Speaking exclusively to the Guernsey Press, where she began her journalism career 26 years ago, Anna Brees explained how she was hounded by the media in the weeks after the BBC fired Mills in late March, following an allegation of historic sexual misconduct.
But her involvement in the story can be traced back to last year, when the 49-year-old freelance journalist and media trainer, whose career has included roles at the BBC and ITV, was innocently waving her daughter off on a school trip where she now lives in Penarth, South Wales.
‘We were waiting for ages for the coach to leave and a dad started talking to me,’ she said.
‘He knew I had worked at the BBC and he told me some info about Scott Mills. I passed that on to the BBC and they didn’t get back to me. That was the story really.
‘I contacted the BBC press team about Mills and another BBC staff member.
‘I didn’t get a reply.’
It has since been made public that Mills had been involved in a 2016 police investigation into sexual offences against a teenage boy, but the case was later dropped due to lack of evidence.
Although the BBC was made aware of the investigation at the time, it is believed that current management only found out earlier this year that the alleged victim was under 16, prompting them to take action.
The information which Ms Brees passed on to the BBC in May 2025 was unrelated but included details of allegations of ‘inappropriate communications’.
The BBC has now publicly apologised for failing to act on that information, releasing a statement in April admitting that ‘this should have been followed up and we should have asked further questions’.
Ms Brees said she had since heard from the BBC’s whistleblowing unit, who had been ‘incredibly helpful’.
‘I believe new management has been put in place since Tim Davie and Deborah Turness stepped down last November. Gordon Rayner, associate editor of the Telegraph, had a big part to play in that – Gordon and I know each other really well now. I have given him quite a few stories.’
She said it was ‘weird’ to have been named in so many national stories after it first came to light that she had provided the BBC with information about Mills almost a year before any action was taken.
‘Literally every media channel in the UK, papers and TV, contacted me for an interview. I was a bit puzzled to be honest, as I didn’t think it was that big a deal.’

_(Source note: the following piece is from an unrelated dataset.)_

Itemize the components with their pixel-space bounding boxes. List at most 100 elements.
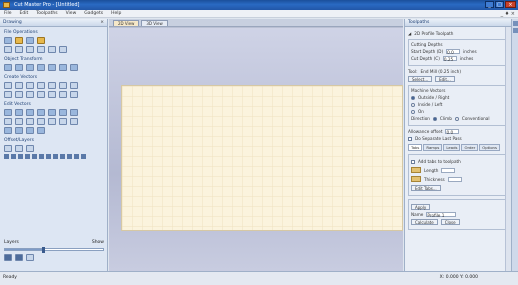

She did not feel she had anything meaningful to add to the story itself and chose not to pursue media interviews around it. Her focus is the wider issue of public trust.
‘We need to trust something, and if we don’t trust the BBC, I’m actually worried about that,’ she said.
‘I have children. I remember what happened during Covid. If something like that happens again we need a BBC that people trust or there would be utter chaos.
‘If the BBC are seen to be covering things up it means on the bigger important issues we won’t trust them.’
Latest reports suggest that Mills is planning on lodging a case of unfair dismissal against the BBC.
While Ms Brees is critical of the BBC’s handling of scandals in the past, she believes things have improved in recent years.
‘I think the BBC thought it could go away quietly in the past, that if the TV, newspapers and radio didn’t cover it, no one would know about it. But we have social media now, the story gets out on there.
‘So it is quite simple really – if a big name does something wrong and you have the evidence, you have to let them go. And you have to do it quickly.
‘And if you make mistakes, and all organisations do, own up to it, say sorry and move on. It is important, though, to say “sorry, we made a mistake”, or “as soon as we were made aware of this, we dealt with it”.
‘Anything else just insults the public’s intelligence.’
She is particularly disparaging of the BBC’s reporting around the Covid crisis, which she descibed as ‘dreadful’.
But she believes the new director-general and the new team heading up the whistleblowing unit are making a difference.
‘I have seen the BBC change in the last three years, and I welcome it,’ she said.